"Udana, wczorajsza sesja w USA i pozytywne wieści pomogły warszawskiej giełdzie na otwarciu. Optymizm skończył się jednak jeszcze przed południem. Nastroje dyktował umacniający się dolar" - zaznacza analityk Open Finance Emil Szweda.

Wskazuje dodatkowo, że euro spadło dziś poniżej 1,40 USD po raz pierwszy od 15 lipca 2008 roku. Jednocześnie znaczący, prawie 3-proc. spadek indeksu giełdy hiszpańskiej na fali negatywnych opinii o kondycji gospodarczej tego kraju, skutecznie psuły nastrój.

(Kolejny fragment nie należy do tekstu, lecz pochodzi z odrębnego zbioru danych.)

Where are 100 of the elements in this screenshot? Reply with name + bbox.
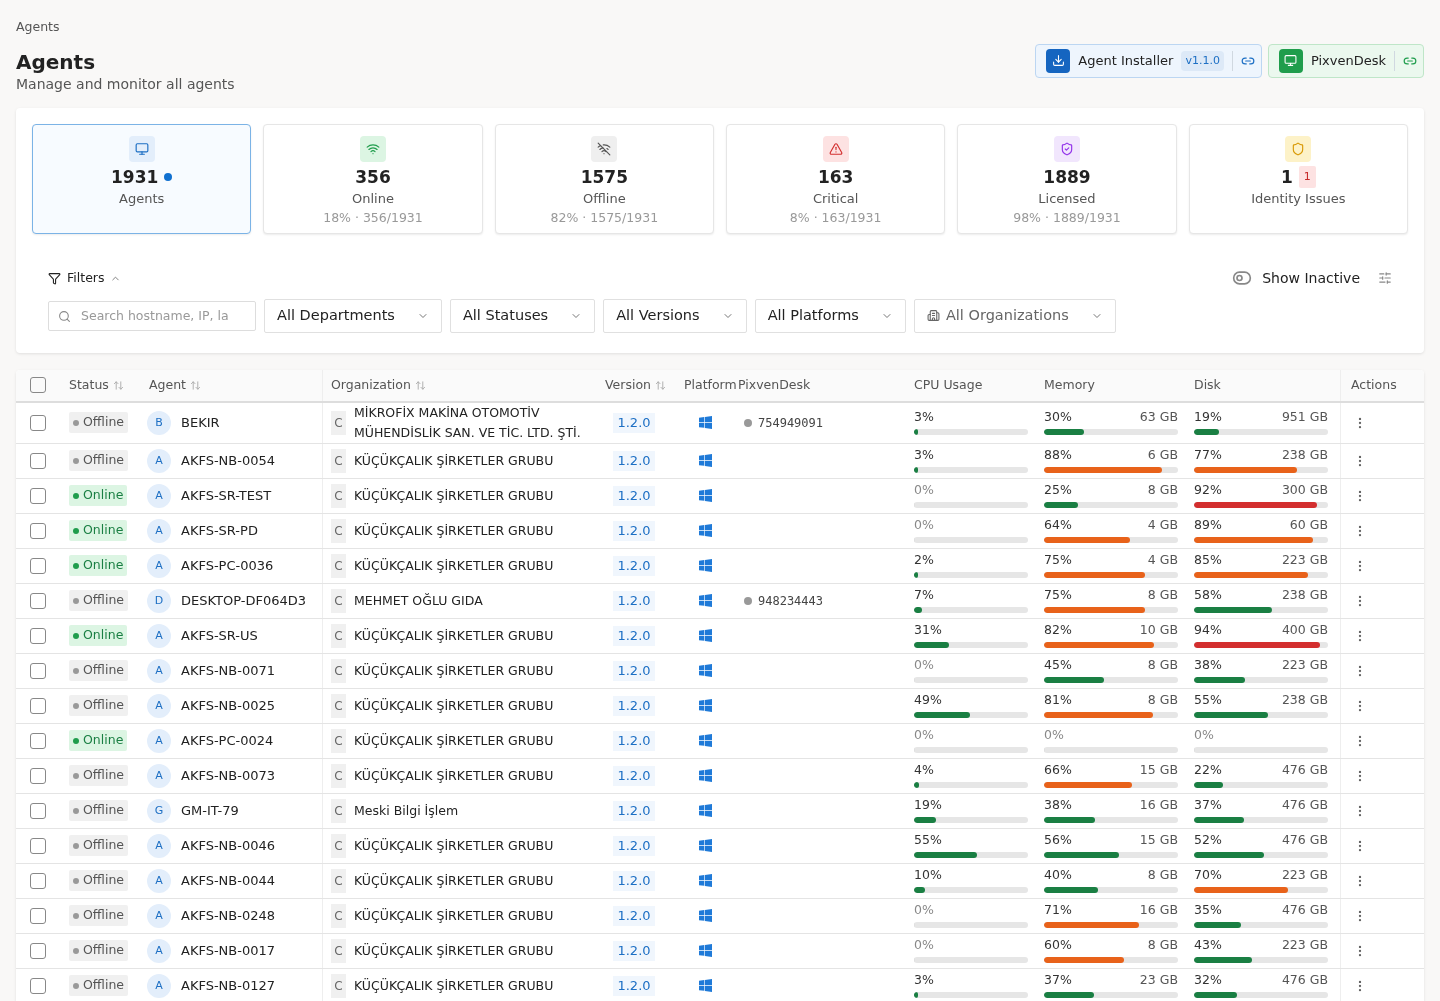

"Po próbie wyjścia nad poziom 2400 pkt, WIG20 do końca sesji majestatycznie opadał, a na koniec dnia spadł do najniższego poziomu od świąt. Wypadł też z kanału wzrostowego, w którym przebywał od sierpnia, choć przy niewysokiej skali obrotów jego zachowanie należy raczej określić jako naruszenie wsparcia niż jego definitywne przełamanie" - ocenia Szweda. Słaby początek w USA dopełnił obraz kiepskiej sesji. Jutro w ocenie analityka Open Finance może dojść do ostatecznych rozstrzygnięć co do koniunktury na giełdzie, zwłaszcza że publikowany jest PKB w USA, a także plany rządu co do naprawy budżetu.

W czwartek indeks WIG 20 stracił 0,44 proc. i wynosi 2362,93 pkt. WIG, po spadku o 0,11 proc. ma wartość 39917, 92 pkt. Obroty wyniosły 1,4 mld zł.